Dos dois homens que lhe queriam, nenhum lhe falava à alma; ela sentia que Estêvão pertencia à falange dos tíbios, Jorge à tribo dos incapazes, duas classes de homens que não tinham com ela nenhuma afinidade eletiva. Não igualava, decerto, os dois pretendentes; um era simplesmente trivial, outro sentimental apenas; mas nenhum deles capaz de criar por si só o seu destino. Se os não igualava, também os não via com os mesmos olhos; Jorge causava-lhe tédio, era um Diógenes de espécie nova; através da capa rota da sua importância, via-se-lhe palpitar a triste vulgaridade. Estêvão inspirava-lhe mais algum respeito; era uma alma ardente e frouxa, nascida para desejar, não para vencer, uma espécie de condor, capaz de fitar o sol, mas sem asas para voar até lá. O sentimento de Guiomar em relação a Estêvão não podia nunca chegar ao amor; tinha muito de superioridade e perdão.
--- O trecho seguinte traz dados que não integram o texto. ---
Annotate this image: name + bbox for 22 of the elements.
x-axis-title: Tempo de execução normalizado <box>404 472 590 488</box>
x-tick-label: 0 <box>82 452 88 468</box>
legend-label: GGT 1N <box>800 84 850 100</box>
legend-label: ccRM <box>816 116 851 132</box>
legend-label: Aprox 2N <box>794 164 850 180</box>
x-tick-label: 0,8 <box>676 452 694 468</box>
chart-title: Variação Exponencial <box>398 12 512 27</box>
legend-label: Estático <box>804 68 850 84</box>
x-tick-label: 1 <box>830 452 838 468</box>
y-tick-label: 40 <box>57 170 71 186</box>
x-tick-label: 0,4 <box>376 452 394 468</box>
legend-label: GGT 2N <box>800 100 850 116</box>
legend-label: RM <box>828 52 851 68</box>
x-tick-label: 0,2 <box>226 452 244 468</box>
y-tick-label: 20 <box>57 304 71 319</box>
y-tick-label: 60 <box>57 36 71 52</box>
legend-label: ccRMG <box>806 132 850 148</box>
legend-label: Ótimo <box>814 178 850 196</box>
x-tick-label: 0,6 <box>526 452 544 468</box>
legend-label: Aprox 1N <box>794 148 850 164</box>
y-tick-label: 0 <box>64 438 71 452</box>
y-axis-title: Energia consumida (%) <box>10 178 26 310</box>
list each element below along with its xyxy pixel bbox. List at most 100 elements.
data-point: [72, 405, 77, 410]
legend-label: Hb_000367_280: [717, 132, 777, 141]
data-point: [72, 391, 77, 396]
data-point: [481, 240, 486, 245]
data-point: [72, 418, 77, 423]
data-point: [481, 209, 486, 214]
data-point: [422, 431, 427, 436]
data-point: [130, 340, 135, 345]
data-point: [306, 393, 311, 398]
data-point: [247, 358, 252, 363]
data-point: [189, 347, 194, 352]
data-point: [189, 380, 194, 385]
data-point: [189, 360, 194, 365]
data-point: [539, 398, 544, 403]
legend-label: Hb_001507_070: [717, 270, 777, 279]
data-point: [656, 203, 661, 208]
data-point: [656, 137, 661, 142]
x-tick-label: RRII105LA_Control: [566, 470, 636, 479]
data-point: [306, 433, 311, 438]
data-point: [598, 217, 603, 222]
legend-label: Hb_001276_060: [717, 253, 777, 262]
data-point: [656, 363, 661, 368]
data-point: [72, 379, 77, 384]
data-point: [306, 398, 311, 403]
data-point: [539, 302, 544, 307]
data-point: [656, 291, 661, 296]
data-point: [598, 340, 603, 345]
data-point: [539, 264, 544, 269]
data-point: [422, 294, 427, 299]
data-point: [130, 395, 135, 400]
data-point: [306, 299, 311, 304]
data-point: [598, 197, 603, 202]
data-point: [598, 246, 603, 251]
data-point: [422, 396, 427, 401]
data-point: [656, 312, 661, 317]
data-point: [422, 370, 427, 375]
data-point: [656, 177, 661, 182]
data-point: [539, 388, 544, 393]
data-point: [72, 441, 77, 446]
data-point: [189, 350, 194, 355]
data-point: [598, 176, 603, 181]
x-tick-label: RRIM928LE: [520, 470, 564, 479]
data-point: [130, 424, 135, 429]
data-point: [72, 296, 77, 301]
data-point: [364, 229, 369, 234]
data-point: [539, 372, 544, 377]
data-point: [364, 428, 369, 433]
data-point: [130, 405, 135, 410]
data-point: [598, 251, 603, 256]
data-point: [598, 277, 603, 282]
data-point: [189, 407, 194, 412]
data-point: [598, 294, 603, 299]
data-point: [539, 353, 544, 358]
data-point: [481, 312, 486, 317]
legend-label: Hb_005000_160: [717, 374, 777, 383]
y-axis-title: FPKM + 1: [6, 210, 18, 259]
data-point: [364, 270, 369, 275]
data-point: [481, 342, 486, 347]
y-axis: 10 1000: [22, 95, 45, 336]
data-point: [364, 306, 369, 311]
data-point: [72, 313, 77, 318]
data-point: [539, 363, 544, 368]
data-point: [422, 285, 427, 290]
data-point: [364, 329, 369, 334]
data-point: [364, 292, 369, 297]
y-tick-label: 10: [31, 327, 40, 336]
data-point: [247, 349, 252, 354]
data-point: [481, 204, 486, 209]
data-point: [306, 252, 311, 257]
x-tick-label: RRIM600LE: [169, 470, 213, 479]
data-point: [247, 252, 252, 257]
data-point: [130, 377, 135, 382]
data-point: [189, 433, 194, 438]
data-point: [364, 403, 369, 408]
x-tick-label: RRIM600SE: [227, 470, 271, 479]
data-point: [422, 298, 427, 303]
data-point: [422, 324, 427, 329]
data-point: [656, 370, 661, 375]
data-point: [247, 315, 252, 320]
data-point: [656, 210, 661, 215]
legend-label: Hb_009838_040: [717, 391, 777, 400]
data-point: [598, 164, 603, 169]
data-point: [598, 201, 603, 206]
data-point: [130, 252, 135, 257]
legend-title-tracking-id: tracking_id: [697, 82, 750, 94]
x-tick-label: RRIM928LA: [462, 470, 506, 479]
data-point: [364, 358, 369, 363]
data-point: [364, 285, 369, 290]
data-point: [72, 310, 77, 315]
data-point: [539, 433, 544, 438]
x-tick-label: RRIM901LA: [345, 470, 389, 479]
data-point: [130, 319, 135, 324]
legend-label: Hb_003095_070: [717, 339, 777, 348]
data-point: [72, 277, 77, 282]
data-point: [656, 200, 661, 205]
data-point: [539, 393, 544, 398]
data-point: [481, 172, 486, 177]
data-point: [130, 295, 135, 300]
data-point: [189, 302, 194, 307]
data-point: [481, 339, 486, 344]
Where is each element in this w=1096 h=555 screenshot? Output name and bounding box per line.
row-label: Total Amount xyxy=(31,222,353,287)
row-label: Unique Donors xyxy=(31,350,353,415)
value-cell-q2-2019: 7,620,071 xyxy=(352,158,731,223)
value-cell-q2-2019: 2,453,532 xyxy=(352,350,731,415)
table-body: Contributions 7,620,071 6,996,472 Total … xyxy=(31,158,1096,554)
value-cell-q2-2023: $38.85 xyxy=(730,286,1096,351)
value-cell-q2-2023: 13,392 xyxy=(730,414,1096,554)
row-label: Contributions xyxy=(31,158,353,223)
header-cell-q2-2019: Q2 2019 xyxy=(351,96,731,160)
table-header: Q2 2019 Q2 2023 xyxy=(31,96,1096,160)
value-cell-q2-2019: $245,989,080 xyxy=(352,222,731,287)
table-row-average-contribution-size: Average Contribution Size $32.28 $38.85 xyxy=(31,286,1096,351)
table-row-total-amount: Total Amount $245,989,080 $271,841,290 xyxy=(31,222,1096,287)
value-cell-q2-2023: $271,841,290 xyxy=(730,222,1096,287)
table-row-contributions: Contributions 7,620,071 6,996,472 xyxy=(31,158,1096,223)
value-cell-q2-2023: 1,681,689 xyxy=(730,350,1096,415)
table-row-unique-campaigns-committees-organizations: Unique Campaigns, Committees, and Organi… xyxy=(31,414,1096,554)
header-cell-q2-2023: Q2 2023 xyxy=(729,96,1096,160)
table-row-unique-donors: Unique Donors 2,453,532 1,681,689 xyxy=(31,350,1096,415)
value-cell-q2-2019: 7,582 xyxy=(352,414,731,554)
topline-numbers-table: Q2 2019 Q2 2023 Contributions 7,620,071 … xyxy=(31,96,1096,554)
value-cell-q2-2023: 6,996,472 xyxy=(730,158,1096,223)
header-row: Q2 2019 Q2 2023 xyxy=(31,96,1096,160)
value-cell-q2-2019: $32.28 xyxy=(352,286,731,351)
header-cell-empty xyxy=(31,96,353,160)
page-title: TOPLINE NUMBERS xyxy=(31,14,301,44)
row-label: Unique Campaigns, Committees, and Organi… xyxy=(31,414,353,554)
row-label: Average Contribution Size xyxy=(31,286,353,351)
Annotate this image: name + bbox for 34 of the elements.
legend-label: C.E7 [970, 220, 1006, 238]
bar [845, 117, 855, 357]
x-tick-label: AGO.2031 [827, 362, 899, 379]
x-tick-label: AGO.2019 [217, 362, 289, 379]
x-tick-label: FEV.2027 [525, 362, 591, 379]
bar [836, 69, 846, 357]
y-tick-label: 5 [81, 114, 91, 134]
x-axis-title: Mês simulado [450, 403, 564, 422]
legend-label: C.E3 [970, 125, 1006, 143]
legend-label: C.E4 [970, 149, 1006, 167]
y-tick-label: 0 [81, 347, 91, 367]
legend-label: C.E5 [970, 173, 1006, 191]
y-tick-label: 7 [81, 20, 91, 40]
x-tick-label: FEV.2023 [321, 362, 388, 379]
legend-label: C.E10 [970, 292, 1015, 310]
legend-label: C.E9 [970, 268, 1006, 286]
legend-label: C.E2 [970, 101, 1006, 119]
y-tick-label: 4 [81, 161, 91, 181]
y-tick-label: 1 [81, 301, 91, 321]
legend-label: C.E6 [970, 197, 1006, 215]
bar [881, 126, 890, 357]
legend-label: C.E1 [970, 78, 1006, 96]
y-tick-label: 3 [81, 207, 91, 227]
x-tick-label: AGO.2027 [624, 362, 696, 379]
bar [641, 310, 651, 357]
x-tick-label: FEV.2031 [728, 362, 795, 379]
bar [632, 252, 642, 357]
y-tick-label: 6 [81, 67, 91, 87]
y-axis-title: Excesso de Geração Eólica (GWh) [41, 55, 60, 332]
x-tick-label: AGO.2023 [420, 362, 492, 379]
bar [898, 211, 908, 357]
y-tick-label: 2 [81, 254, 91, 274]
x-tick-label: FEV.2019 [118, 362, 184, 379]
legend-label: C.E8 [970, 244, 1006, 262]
Com outra índole, aspirações diferentes e vivida em diversa esfera, amá-lo-ia com certeza, do mesmo modo que ele a amava. Mas a natureza e a sociedade deram-se as mãos para a desviar dos gozos puramente íntimos. Pedia amor, mas não o quisera fruir na vida obscura; a maior das felicidades da Terra seria para ela o máximo dos infortúnios, se lha pusessem num ermo. Criança, iam-lhe os olhos com as sedas e as jóias das mulheres que via na chácara contígua ao pobre quintal de sua mãe; moça, iam-lhe do mesmo modo com o espetáculo brilhante das grandezas sociais. Ela queria um homem que, ao pé de um coração juvenil e capaz de amar, sentisse dentro em si a força bastante para subi-la aonde a vissem todos os olhos. Voluntariamente, só uma vez aceitara a obscuridade e a mediania; foi quando se propôs a seguir o ofício de ensinar; mas é preciso dizer que ela contava com a ternura da baronesa.